Diusulkan Nol Persen, PDIP: Idealnya Presidential Threshold 30 Persen

JAKARTA - Dorongan agar ambang batas pencalonan presiden atau presidential threshold diubah menjadi nol persen menuai pro dan kontra. 

Politikus senior PDIP Hendrawan Supratikno tak sepakat dengan usulan tersebut. Sebab menurutnya, presidential threshold penting untuk diterapkan agar sistem presidensial tetap kuat. 

Bahkan, kata dia, PDIP ingin presidential threshold dinaikkan menjadi 30 persen dan parliamentary threshold 10 persen.

"Yang ideal sesuai rumus umum di negara-negara sistem presidential parliamentary threshold 10 persen, dan presidential threshold 30 persen, agar sistem presidential berjalan seiring dengan multipartai sederhana," ujar Hendrawan kepada wartawan, Rabu, 15 Desember. 

PDIP, lanjut anggota Komisi IX DPR itu, ingin memperkuat sistem presidential bukan sistem parlementer. Karena itu, kata Hendrawan, capres harus mendapat dukungan cukup dari parpol di parlemen.

"Sistem presidential itu hanya cocok untuk sistem multi partai sederhana, antara 2-5 partai. Di Indonesia jumlah partai masih terlalu banyak. Konsolidasi melalui parliamentary threshold belum berhasil merampingkan jumlah partai," jelasnya.

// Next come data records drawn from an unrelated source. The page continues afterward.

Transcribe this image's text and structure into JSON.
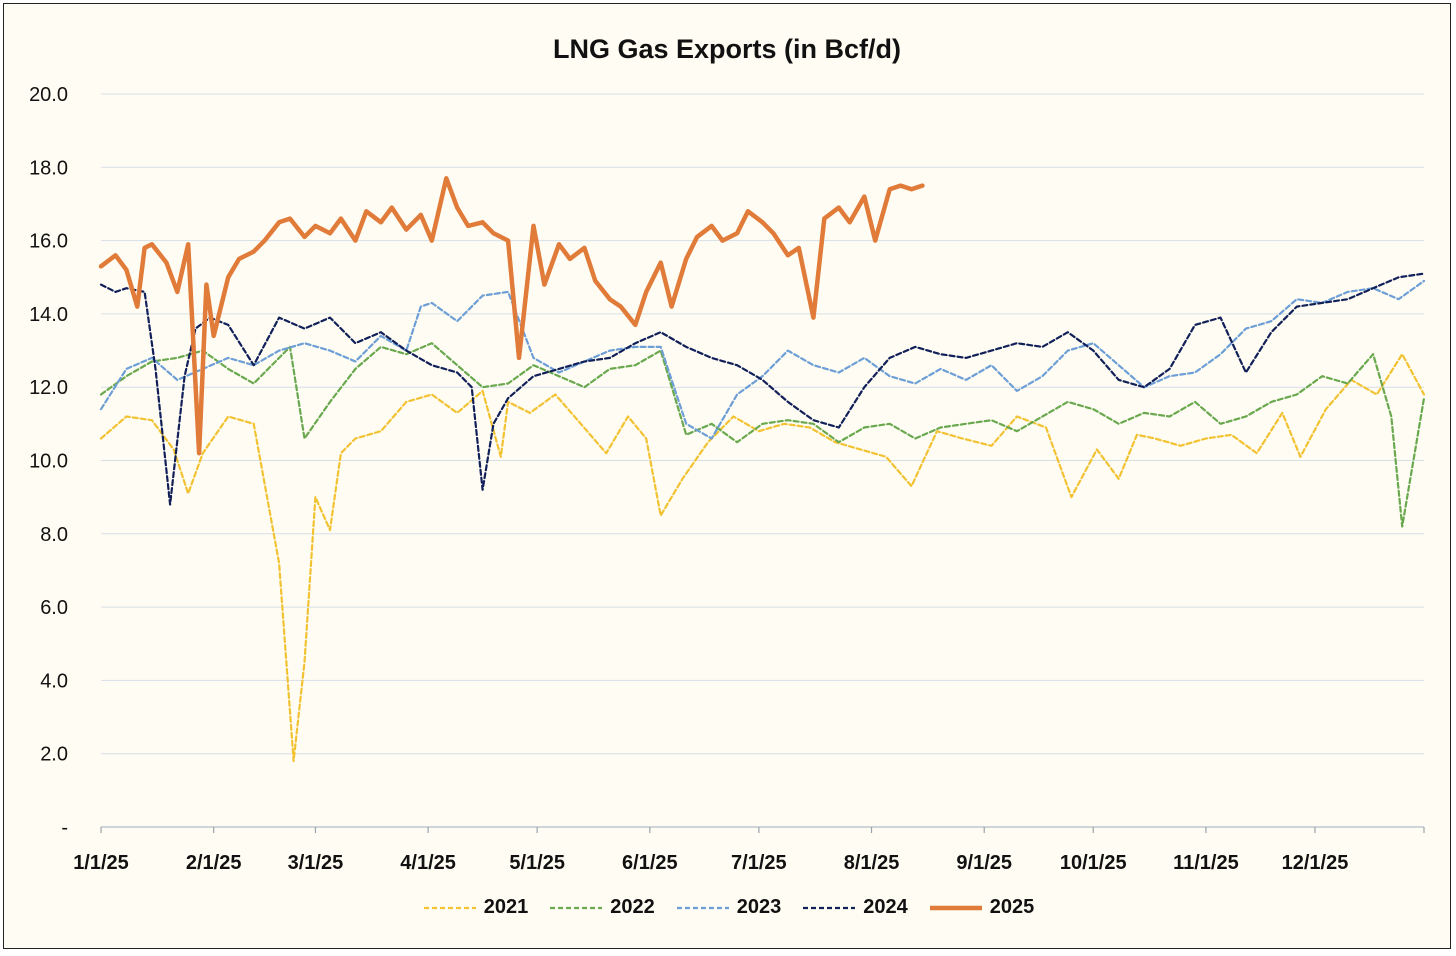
{
  "chart_data": {
    "type": "line",
    "title": "LNG Gas Exports (in Bcf/d)",
    "xlabel": "",
    "ylabel": "",
    "ylim": [
      0,
      20
    ],
    "y_ticks": [
      "-",
      "2.0",
      "4.0",
      "6.0",
      "8.0",
      "10.0",
      "12.0",
      "14.0",
      "16.0",
      "18.0",
      "20.0"
    ],
    "x_ticks": [
      "1/1/25",
      "2/1/25",
      "3/1/25",
      "4/1/25",
      "5/1/25",
      "6/1/25",
      "7/1/25",
      "8/1/25",
      "9/1/25",
      "10/1/25",
      "11/1/25",
      "12/1/25"
    ],
    "x_range": [
      "1/1/25",
      "12/31/25"
    ],
    "grid": "horizontal",
    "legend_position": "bottom",
    "series": [
      {
        "name": "2021",
        "color": "#f2c233",
        "style": "dashed",
        "x_days": [
          0,
          7,
          14,
          20,
          24,
          28,
          35,
          42,
          49,
          53,
          56,
          59,
          63,
          66,
          70,
          77,
          84,
          91,
          98,
          105,
          110,
          112,
          118,
          125,
          132,
          139,
          145,
          150,
          154,
          160,
          167,
          174,
          181,
          188,
          195,
          202,
          209,
          216,
          223,
          230,
          237,
          245,
          252,
          260,
          267,
          274,
          280,
          285,
          290,
          297,
          304,
          311,
          318,
          325,
          330,
          337,
          344,
          351,
          358,
          364
        ],
        "values": [
          10.6,
          11.2,
          11.1,
          10.3,
          9.1,
          10.2,
          11.2,
          11.0,
          7.2,
          1.8,
          4.5,
          9.0,
          8.1,
          10.2,
          10.6,
          10.8,
          11.6,
          11.8,
          11.3,
          11.9,
          10.1,
          11.6,
          11.3,
          11.8,
          11.0,
          10.2,
          11.2,
          10.6,
          8.5,
          9.5,
          10.5,
          11.2,
          10.8,
          11.0,
          10.9,
          10.5,
          10.3,
          10.1,
          9.3,
          10.8,
          10.6,
          10.4,
          11.2,
          10.9,
          9.0,
          10.3,
          9.5,
          10.7,
          10.6,
          10.4,
          10.6,
          10.7,
          10.2,
          11.3,
          10.1,
          11.4,
          12.2,
          11.8,
          12.9,
          11.8
        ]
      },
      {
        "name": "2022",
        "color": "#6aa84f",
        "style": "dashed",
        "x_days": [
          0,
          7,
          14,
          21,
          28,
          35,
          42,
          49,
          52,
          56,
          63,
          70,
          77,
          84,
          91,
          98,
          105,
          112,
          119,
          126,
          133,
          140,
          147,
          154,
          161,
          168,
          175,
          182,
          189,
          196,
          203,
          210,
          217,
          224,
          231,
          238,
          245,
          252,
          259,
          266,
          273,
          280,
          287,
          294,
          301,
          308,
          315,
          322,
          329,
          336,
          343,
          350,
          355,
          358,
          364
        ],
        "values": [
          11.8,
          12.3,
          12.7,
          12.8,
          13.0,
          12.5,
          12.1,
          12.8,
          13.1,
          10.6,
          11.6,
          12.5,
          13.1,
          12.9,
          13.2,
          12.6,
          12.0,
          12.1,
          12.6,
          12.3,
          12.0,
          12.5,
          12.6,
          13.0,
          10.7,
          11.0,
          10.5,
          11.0,
          11.1,
          11.0,
          10.5,
          10.9,
          11.0,
          10.6,
          10.9,
          11.0,
          11.1,
          10.8,
          11.2,
          11.6,
          11.4,
          11.0,
          11.3,
          11.2,
          11.6,
          11.0,
          11.2,
          11.6,
          11.8,
          12.3,
          12.1,
          12.9,
          11.2,
          8.2,
          11.7
        ]
      },
      {
        "name": "2023",
        "color": "#6d9ed6",
        "style": "dashed",
        "x_days": [
          0,
          7,
          14,
          21,
          28,
          35,
          42,
          49,
          56,
          63,
          70,
          77,
          84,
          88,
          91,
          98,
          105,
          112,
          119,
          126,
          133,
          140,
          147,
          154,
          161,
          168,
          175,
          182,
          189,
          196,
          203,
          210,
          217,
          224,
          231,
          238,
          245,
          252,
          259,
          266,
          273,
          280,
          287,
          294,
          301,
          308,
          315,
          322,
          329,
          336,
          343,
          350,
          357,
          364
        ],
        "values": [
          11.4,
          12.5,
          12.8,
          12.2,
          12.5,
          12.8,
          12.6,
          13.0,
          13.2,
          13.0,
          12.7,
          13.4,
          13.0,
          14.2,
          14.3,
          13.8,
          14.5,
          14.6,
          12.8,
          12.4,
          12.7,
          13.0,
          13.1,
          13.1,
          11.0,
          10.6,
          11.8,
          12.3,
          13.0,
          12.6,
          12.4,
          12.8,
          12.3,
          12.1,
          12.5,
          12.2,
          12.6,
          11.9,
          12.3,
          13.0,
          13.2,
          12.6,
          12.0,
          12.3,
          12.4,
          12.9,
          13.6,
          13.8,
          14.4,
          14.3,
          14.6,
          14.7,
          14.4,
          14.9
        ]
      },
      {
        "name": "2024",
        "color": "#12205a",
        "style": "dashed",
        "x_days": [
          0,
          4,
          7,
          12,
          15,
          19,
          23,
          26,
          30,
          35,
          42,
          49,
          56,
          63,
          70,
          77,
          84,
          91,
          98,
          102,
          105,
          108,
          112,
          119,
          126,
          133,
          140,
          147,
          154,
          161,
          168,
          175,
          182,
          189,
          196,
          203,
          210,
          217,
          224,
          231,
          238,
          245,
          252,
          259,
          266,
          273,
          280,
          287,
          294,
          301,
          308,
          315,
          322,
          329,
          336,
          343,
          350,
          357,
          364
        ],
        "values": [
          14.8,
          14.6,
          14.7,
          14.6,
          12.5,
          8.8,
          12.3,
          13.6,
          13.9,
          13.7,
          12.6,
          13.9,
          13.6,
          13.9,
          13.2,
          13.5,
          13.0,
          12.6,
          12.4,
          12.0,
          9.2,
          11.0,
          11.7,
          12.3,
          12.5,
          12.7,
          12.8,
          13.2,
          13.5,
          13.1,
          12.8,
          12.6,
          12.2,
          11.6,
          11.1,
          10.9,
          12.0,
          12.8,
          13.1,
          12.9,
          12.8,
          13.0,
          13.2,
          13.1,
          13.5,
          13.0,
          12.2,
          12.0,
          12.5,
          13.7,
          13.9,
          12.4,
          13.5,
          14.2,
          14.3,
          14.4,
          14.7,
          15.0,
          15.1
        ]
      },
      {
        "name": "2025",
        "color": "#e07b39",
        "style": "solid",
        "x_days": [
          0,
          4,
          7,
          10,
          12,
          14,
          18,
          21,
          24,
          27,
          29,
          31,
          35,
          38,
          42,
          45,
          49,
          52,
          56,
          59,
          63,
          66,
          70,
          73,
          77,
          80,
          84,
          88,
          91,
          95,
          98,
          101,
          105,
          108,
          112,
          115,
          119,
          122,
          126,
          129,
          133,
          136,
          140,
          143,
          147,
          150,
          154,
          157,
          161,
          164,
          168,
          171,
          175,
          178,
          182,
          185,
          189,
          192,
          196,
          199,
          203,
          206,
          210,
          213,
          217,
          220,
          223,
          226
        ],
        "values": [
          15.3,
          15.6,
          15.2,
          14.2,
          15.8,
          15.9,
          15.4,
          14.6,
          15.9,
          10.2,
          14.8,
          13.4,
          15.0,
          15.5,
          15.7,
          16.0,
          16.5,
          16.6,
          16.1,
          16.4,
          16.2,
          16.6,
          16.0,
          16.8,
          16.5,
          16.9,
          16.3,
          16.7,
          16.0,
          17.7,
          16.9,
          16.4,
          16.5,
          16.2,
          16.0,
          12.8,
          16.4,
          14.8,
          15.9,
          15.5,
          15.8,
          14.9,
          14.4,
          14.2,
          13.7,
          14.6,
          15.4,
          14.2,
          15.5,
          16.1,
          16.4,
          16.0,
          16.2,
          16.8,
          16.5,
          16.2,
          15.6,
          15.8,
          13.9,
          16.6,
          16.9,
          16.5,
          17.2,
          16.0,
          17.4,
          17.5,
          17.4,
          17.5
        ]
      }
    ]
  }
}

Hendrawan menegaskan, presidential threshold adalah jalan tengah agar ketegangan antara sistem presidential dan multi partai dapat diharmonisasi atau disinergikan.

"Kalau tidak, kita tergelincir dalam sistem parlementer," tegas Hendrawan. 

Seperti diketahui, ambang batas pencalonan presiden atau presidential threshold diatur dalam Pasal 222 Undang-Undang Nomor 7 Tahun 2017 tentang Pemilihan Umum.

Dalam pasal itu disebutkan bahwa pasangan calon presiden dan wakil presiden diusulkan oleh partai politik atau gabungan partai politik peserta pemilu yang memenuhi persyaratan perolehan kursi paling sedikit 20 persen dari jumlah kursi DPR atau memperoleh 25 persen dari suara sah secara nasional pada pemilu anggota DPR sebelumnya.